The main focus of Service Pack 2 was security. There were some major security loopholes that Microsoft felt necessary to fix.
If you want your OS to be more secure, I'd recommend installing SP2. You also can't get any other security updates through "Windows Update" unless you make the upgrade either.
As an aside, and for your possible amusement: I get to the internet by a dialup connection. I use XP. When Service Pack 2 came about, I thought it was "no big deal." I downloaded it over the phone line. 9 hours! Then quite awhile beyond that to apply it! Groan!
From my mainframe days, I can also tell you that a Service Pack for an Operating System is about as close as you can come to a new release.

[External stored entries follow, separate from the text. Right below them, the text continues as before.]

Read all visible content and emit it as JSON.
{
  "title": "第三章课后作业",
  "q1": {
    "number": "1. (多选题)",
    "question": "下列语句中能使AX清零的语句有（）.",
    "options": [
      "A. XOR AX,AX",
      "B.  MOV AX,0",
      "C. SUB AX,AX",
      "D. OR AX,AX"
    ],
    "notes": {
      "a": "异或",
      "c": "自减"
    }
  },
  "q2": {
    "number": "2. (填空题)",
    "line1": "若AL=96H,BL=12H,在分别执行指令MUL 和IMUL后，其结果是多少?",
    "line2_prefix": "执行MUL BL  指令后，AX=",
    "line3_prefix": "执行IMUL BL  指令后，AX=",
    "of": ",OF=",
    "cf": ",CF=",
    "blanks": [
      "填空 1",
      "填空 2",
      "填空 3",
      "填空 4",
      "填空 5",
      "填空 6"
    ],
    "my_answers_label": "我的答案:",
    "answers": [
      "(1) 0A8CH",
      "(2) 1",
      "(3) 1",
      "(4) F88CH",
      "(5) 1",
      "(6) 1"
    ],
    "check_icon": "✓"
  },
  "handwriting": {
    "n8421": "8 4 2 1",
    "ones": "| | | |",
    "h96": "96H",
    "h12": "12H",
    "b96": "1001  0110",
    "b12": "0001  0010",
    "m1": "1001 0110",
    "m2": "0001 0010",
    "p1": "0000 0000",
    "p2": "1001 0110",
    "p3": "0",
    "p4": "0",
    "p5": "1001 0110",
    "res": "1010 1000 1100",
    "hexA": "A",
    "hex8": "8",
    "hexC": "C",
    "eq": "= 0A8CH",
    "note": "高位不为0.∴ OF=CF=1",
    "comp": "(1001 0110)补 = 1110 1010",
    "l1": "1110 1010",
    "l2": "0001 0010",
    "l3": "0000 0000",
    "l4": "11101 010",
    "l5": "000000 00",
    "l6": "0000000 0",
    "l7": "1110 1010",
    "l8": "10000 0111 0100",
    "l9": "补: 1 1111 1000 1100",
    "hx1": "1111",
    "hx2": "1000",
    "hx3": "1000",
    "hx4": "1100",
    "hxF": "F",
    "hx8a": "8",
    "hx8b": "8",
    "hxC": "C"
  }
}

It's a vast gathering of security updates, major rewrites, and even restructuring of the logic of the way the system works. I'm not privy to the Microsoft Operating System. I was privy to the VM operating system on the IBM mainframe. A service pack there involved rewriting the scheduler, which is a program which manages all the other programs going in and out of memory, giving them shares of time and usage of both the power and memory of the CPU. A service pack also involves installation of new security software, maybe even bulk updates and new strategies toward machine protections. Testing may have involved coordination of *all* these processes over some time, so that no one update or one small group of updates could have been parceled out in a small dose. Hence a service pack, all in one swell foop.
It also supplied coordination of such strategies in updates to, say, Microsoft Office and other key products in the system architecture.